Pour Napoléon Ier : vocabulaire mélioratif et hyperbolique : champs lexicaux de la divinité et de la conquête militaire. Il apparaît comme un être surhumain, un héros épique à la manière de César et d’Alexandre. Il connaît d’ailleurs une fin de titan : v.33 « lâchant le monde », v.35 « chute profonde », v.38 « s’engloutit ».

Pour Napoléon III : vocabulaire péjoratif et hyperbolique qui fait de lui un portrait insultant :

– un imitateur v.7 « singe »
– un profiteur, un homme corrompu v.15
– un débauché v.23 « des filles » (des prostituées)
– un homme cruel v.31

Sa fin est également à son image (vie sale, boueuse), médiocre et abjecte (malédiction finale au futur) v.39.

Rythme

Pour Napoléon Ier : 6 premiers vers de chaque strophe ; nombreux enjambements (v.2-4, v.5-6 par exemple) illustrant son dynamisme et sa majesté.

Pour Napoléon III : son évocation est fortement séparée de celle de Napoléon Ier par un tiret ; 2 derniers vers de chaque strophe ; rythme haché par de nombreux signes de ponctuation (v.7-8 par exemple) illustrant sa petitesse ; refrain (dernier vers de chaque strophe) : rythme mécanique, sans génie ni originalité (2+2) : mépris du terme « petit » (utilisé pour appeler la volaille).

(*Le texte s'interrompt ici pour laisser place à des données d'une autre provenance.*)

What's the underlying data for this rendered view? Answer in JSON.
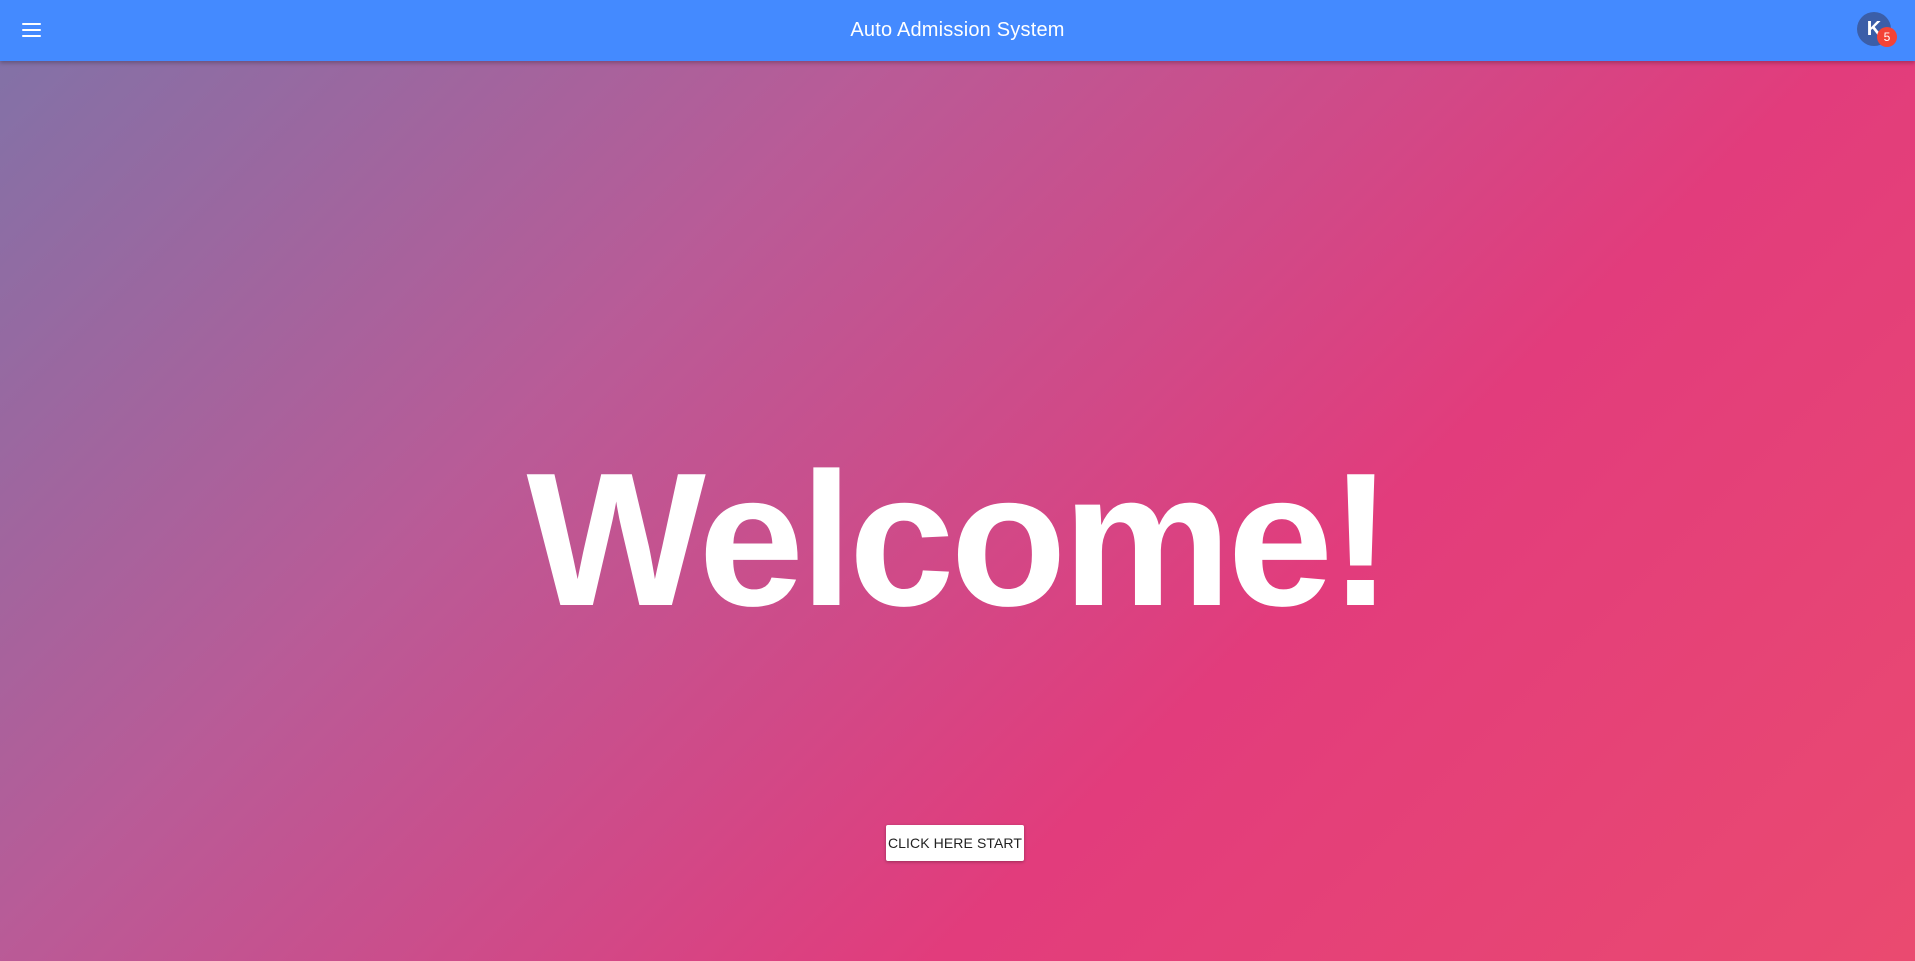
{
  "header": {
    "title": "Auto Admission System",
    "menu_icon": "menu-icon",
    "avatar_initial": "K",
    "notification_count": "5"
  },
  "main": {
    "welcome_text": "Welcome!",
    "start_button_label": "CLICK HERE START"
  },
  "colors": {
    "appbar": "#448aff",
    "badge": "#f44336",
    "gradient_start": "#7f73a8",
    "gradient_end": "#e23c7c"
  }
}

Cette opposition entre la grandeur et la mesquinerie est aussi l’occasion pour Hugo de rappeler des événements historiques qu’il présente de manière subjective.

II. Réalité historique et parti pris

1. Réalité historique

Repères temporels et spatiaux : le texte a une structure narrative chronologique :

v.2 « quinze ans » : référence au « règne » de Napoléon Ier, de 1799 (coup d’état du 18 Brumaire) à 1814 (1° abdication et exil sur l’île d’Elbe).

v.13 « sur le pont d’Arcole » : 1796 (guerre d’Italie : Bonaparte y révèle son génie militaire ; moment immortalisé par le peintre officiel Gros) ; « il entra […] il en sortit » : asyndète (absence de liaison) montrant la rapidité de l’action (cf. « veni, vidi, vici » de César).

v.17 « Berlin, Vienne » : 1805-1806 : campagnes contre les Prussiens et les Autrichiens ; métaphore filée assimilant les conquêtes militaires à des conquêtes amoureuses : « maîtresses / forteresses ; forçait / corset ».

v.27 « la palme » : symbole de victoire et de gloire : 1807-1812 : hégémonie française sur l’Europe.

v.33 « quand il tomba […] l’immense mer » : 1815, défaite de Waterloo et déportation à Sainte-Hélène, îlot de l’Atlantique au large de l’Afrique.

Plan : les 5 strophes suivent l’épopée napoléonienne :

v.1-8 : présentation sous forme de résumé.
v.9-16 : le jeune général commandant des armées.
v.17-24 : les grandes victoires.
v.25-32 : l’hégémonie sur l’Europe.
v.33-40 : l’exil à Sainte-Hélène.

2. Parti pris

Le portrait hyperbolique de Napoléon Ier révèle néanmoins pour le lecteur d’aujourd’hui un certain nombre de défauts pouvant alimenter la critique à l’égard de cet empereur :

La dictature militaire : champ lexical de la violence : v.4 « un affût », v.5 « loi guerrière », v.9 « mitraille », v.18 « il les forçait » (cf. v.6 : violation du droit des peuples à disposer d’eux-mêmes).

L’ambivalence du personnage : oxymore v.37 « sinistre archange » (connotation diabolique, Satan étant l’ange déchu) ; démesure entraînant sa propre chute v.29 « ivre de sa gloire ».

La mythification de Napoléon Ier peut donc aussi se lire comme une mystification.

Conclusion

Hugo attendra la chute de l’Empire en 1870 pour rentrer en France. En 1885, lorsqu’il meurt, des funérailles nationales rendent hommage à l’homme dont l’œuvre a déjà pris une dimension mythique.